The Notre Dame Academy and Convent is located at 3501 State Street in the Florence neighborhood on the north end of Omaha, Nebraska. It is significant for its ethnic association with the Czech population in Nebraska as the only school and convent of the Czechoslovak School Sisters de Notre Dame (this is not the same order as the School Sisters of Notre Dame) in the United States. The building was listed on the National Register of Historic Places in 1998. The groups were home to a high school for girls from 1925 through 1974.

==History==
The 1880s and 90s saw nearly 100,000 Czechs leave the regions of Bohemia, Moravia, Silesia and Slovakia and emigrate to the United States. Once in the United States the immigrants tended to establish Czech-only neighborhoods and towns that were almost self-sufficient, with Czech-language shops, banks, churches and schools. The Czechoslovak School Sisters of Notre Dame came to the United States to sustain Czech immigrants by teaching the Czech language and culture.

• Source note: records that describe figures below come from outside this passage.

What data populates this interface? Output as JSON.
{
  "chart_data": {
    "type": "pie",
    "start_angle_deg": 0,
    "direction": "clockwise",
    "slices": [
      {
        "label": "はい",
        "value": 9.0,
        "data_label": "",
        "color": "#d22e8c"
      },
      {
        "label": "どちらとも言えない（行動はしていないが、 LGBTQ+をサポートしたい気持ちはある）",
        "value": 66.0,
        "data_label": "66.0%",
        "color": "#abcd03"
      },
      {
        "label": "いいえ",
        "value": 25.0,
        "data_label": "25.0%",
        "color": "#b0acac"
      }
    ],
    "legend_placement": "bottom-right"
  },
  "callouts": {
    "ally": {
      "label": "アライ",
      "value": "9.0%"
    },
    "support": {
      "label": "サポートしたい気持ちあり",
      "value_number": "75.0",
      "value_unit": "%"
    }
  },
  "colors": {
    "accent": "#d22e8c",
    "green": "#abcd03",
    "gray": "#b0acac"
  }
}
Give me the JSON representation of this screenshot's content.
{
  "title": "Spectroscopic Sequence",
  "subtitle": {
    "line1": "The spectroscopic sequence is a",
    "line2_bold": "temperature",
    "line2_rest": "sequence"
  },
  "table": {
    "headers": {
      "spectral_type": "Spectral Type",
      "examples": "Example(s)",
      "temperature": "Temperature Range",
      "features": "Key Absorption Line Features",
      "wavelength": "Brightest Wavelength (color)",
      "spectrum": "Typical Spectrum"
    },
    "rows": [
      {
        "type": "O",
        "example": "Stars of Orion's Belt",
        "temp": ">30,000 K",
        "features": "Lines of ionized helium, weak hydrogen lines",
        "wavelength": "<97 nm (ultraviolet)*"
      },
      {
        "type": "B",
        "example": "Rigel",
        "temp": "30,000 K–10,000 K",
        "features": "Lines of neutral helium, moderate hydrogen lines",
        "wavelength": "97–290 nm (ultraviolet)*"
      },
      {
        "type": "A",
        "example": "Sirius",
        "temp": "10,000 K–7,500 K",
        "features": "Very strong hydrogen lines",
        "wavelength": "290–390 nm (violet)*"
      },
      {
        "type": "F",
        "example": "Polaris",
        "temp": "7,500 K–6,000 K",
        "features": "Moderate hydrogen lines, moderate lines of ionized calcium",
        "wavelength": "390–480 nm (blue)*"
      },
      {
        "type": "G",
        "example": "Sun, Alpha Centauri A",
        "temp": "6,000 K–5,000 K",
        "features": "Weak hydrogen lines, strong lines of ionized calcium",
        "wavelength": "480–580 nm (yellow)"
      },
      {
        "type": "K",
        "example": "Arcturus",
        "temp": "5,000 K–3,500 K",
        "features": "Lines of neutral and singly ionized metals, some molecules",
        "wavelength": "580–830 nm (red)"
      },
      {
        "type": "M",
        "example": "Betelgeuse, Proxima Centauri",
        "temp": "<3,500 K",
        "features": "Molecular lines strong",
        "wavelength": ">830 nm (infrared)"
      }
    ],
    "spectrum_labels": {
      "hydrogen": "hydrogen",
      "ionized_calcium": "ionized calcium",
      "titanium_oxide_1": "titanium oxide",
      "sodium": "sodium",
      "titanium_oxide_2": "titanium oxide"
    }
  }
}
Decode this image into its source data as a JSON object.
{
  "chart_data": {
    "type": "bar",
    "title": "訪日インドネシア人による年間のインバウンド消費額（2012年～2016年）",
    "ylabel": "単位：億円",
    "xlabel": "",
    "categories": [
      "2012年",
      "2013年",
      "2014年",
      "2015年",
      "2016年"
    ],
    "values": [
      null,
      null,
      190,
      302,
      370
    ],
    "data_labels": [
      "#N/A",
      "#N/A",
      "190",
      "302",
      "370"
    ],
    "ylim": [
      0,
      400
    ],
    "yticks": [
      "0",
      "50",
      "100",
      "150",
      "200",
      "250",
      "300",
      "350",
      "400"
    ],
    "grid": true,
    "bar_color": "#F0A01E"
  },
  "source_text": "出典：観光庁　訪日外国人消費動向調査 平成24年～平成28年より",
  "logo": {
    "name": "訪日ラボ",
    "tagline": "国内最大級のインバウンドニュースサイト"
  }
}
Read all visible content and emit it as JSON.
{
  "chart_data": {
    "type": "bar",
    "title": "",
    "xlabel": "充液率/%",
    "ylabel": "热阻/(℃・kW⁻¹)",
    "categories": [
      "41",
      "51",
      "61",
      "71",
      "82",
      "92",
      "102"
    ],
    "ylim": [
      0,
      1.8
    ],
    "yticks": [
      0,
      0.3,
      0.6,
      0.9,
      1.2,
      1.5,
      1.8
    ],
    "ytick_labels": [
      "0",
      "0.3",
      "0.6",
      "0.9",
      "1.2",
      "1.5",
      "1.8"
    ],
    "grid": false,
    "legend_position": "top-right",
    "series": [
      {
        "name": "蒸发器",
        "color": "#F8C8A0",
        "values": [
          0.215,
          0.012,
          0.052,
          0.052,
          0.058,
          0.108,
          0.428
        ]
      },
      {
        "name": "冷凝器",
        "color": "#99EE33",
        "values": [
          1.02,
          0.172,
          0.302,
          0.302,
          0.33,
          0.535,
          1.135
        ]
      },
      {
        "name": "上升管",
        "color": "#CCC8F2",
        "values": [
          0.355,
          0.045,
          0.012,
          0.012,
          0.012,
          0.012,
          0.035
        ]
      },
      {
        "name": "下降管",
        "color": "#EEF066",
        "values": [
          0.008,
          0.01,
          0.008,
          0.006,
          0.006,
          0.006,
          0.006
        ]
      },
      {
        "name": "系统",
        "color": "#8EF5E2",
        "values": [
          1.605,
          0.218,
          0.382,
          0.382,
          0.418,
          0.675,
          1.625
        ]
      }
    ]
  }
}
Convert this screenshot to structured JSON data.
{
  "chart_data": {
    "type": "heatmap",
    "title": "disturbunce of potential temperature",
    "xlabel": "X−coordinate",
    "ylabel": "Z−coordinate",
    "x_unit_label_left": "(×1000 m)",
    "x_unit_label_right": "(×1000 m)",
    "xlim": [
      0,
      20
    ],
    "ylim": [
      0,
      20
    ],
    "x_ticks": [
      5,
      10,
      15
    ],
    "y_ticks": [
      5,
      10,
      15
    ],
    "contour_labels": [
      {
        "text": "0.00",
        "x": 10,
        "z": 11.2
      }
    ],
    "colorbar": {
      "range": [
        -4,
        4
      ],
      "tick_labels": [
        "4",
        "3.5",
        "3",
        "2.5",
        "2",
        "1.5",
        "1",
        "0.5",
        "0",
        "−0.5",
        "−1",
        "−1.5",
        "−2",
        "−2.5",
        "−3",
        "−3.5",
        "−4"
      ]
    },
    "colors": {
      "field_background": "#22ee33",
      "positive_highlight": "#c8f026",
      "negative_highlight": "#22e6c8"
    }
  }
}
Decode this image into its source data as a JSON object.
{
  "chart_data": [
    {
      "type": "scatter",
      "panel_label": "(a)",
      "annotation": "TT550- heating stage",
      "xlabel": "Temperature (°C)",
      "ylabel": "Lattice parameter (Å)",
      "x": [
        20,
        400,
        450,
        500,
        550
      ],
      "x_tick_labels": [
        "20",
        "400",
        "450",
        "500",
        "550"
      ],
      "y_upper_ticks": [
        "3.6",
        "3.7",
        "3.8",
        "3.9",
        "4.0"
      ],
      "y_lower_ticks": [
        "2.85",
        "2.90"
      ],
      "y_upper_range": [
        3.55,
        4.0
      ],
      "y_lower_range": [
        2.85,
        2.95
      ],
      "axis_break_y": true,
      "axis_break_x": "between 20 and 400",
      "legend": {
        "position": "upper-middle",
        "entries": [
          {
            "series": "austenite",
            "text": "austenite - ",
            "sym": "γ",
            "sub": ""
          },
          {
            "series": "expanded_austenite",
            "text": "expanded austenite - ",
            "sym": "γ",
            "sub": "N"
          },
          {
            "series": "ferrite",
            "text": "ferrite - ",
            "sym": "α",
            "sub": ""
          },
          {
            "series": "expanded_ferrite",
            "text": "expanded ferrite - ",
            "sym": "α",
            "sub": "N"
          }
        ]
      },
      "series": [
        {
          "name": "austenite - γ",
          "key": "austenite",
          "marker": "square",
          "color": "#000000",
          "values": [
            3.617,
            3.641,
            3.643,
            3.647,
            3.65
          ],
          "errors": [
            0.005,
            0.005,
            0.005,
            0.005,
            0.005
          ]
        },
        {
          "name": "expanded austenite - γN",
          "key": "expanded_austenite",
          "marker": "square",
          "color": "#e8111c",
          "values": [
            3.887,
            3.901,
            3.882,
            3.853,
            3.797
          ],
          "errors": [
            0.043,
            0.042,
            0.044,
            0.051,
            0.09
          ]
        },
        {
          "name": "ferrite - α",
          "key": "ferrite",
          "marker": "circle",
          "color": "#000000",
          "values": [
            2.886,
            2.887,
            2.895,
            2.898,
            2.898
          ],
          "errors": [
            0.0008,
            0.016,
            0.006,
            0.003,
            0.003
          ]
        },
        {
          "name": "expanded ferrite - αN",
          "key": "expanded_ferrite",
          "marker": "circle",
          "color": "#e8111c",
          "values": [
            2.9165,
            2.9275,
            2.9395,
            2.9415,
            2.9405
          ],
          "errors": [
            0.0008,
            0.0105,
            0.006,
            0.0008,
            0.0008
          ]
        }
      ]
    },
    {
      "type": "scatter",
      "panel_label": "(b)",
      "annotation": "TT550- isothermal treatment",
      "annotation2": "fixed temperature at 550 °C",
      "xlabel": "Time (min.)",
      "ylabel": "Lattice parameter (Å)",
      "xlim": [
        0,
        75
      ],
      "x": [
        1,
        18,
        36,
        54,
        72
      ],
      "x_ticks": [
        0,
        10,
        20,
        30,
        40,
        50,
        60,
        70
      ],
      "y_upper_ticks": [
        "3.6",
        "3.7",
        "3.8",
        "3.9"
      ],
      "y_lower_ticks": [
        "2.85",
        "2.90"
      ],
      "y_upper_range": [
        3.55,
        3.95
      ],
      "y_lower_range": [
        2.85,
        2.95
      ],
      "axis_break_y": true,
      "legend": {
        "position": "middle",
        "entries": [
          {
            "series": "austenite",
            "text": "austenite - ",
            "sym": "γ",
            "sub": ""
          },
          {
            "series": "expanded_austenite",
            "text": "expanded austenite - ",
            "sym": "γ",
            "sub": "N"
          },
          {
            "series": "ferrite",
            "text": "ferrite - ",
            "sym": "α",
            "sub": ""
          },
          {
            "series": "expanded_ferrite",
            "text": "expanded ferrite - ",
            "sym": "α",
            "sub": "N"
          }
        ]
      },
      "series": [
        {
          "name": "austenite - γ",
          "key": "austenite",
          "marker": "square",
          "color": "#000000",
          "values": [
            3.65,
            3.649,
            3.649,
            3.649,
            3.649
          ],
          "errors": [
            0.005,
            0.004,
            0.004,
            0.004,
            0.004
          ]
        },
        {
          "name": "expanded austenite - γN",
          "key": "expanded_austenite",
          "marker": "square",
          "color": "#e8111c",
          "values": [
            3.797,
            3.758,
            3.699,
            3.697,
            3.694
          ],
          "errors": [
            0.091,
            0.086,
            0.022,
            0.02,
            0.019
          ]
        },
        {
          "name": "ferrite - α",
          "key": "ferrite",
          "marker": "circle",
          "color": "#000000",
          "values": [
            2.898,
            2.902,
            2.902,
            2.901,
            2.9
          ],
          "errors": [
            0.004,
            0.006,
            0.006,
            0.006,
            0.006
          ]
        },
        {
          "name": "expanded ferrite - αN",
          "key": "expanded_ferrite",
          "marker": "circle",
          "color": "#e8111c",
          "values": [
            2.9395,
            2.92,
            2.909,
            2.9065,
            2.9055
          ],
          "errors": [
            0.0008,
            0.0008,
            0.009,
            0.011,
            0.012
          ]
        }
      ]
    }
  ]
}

The order purchased Seven Oaks Farm, Father Edward J. Flanagan's original site for Boys Town. Afterwards, Sisters were regular staff at Boys Town.

===Design===
Influenced by the 1898 Trans-Mississippi Exposition, Omaha architects Matthew Lahr and Carl Stangel designed the E-shaped convent and school in 1924. It was constructed in phases over the next twenty-six years, all complying with the original design. It was designed in the late Italian Renaissance Revival style.

===School===
Notre Dame Academy was sponsored and staffed by the Notre Dame Sisters from 1926 through its merger with Rummel High School to form the present Roncalli Catholic High School in 1974.

==Present==
In 1997 the Sisters of Notre Dame changed the usage of the property, re-opening it as "Seven Oaks of Florence". The facility provides low-income housing for seniors subsidized by the U.S. Department of Housing and Urban Development.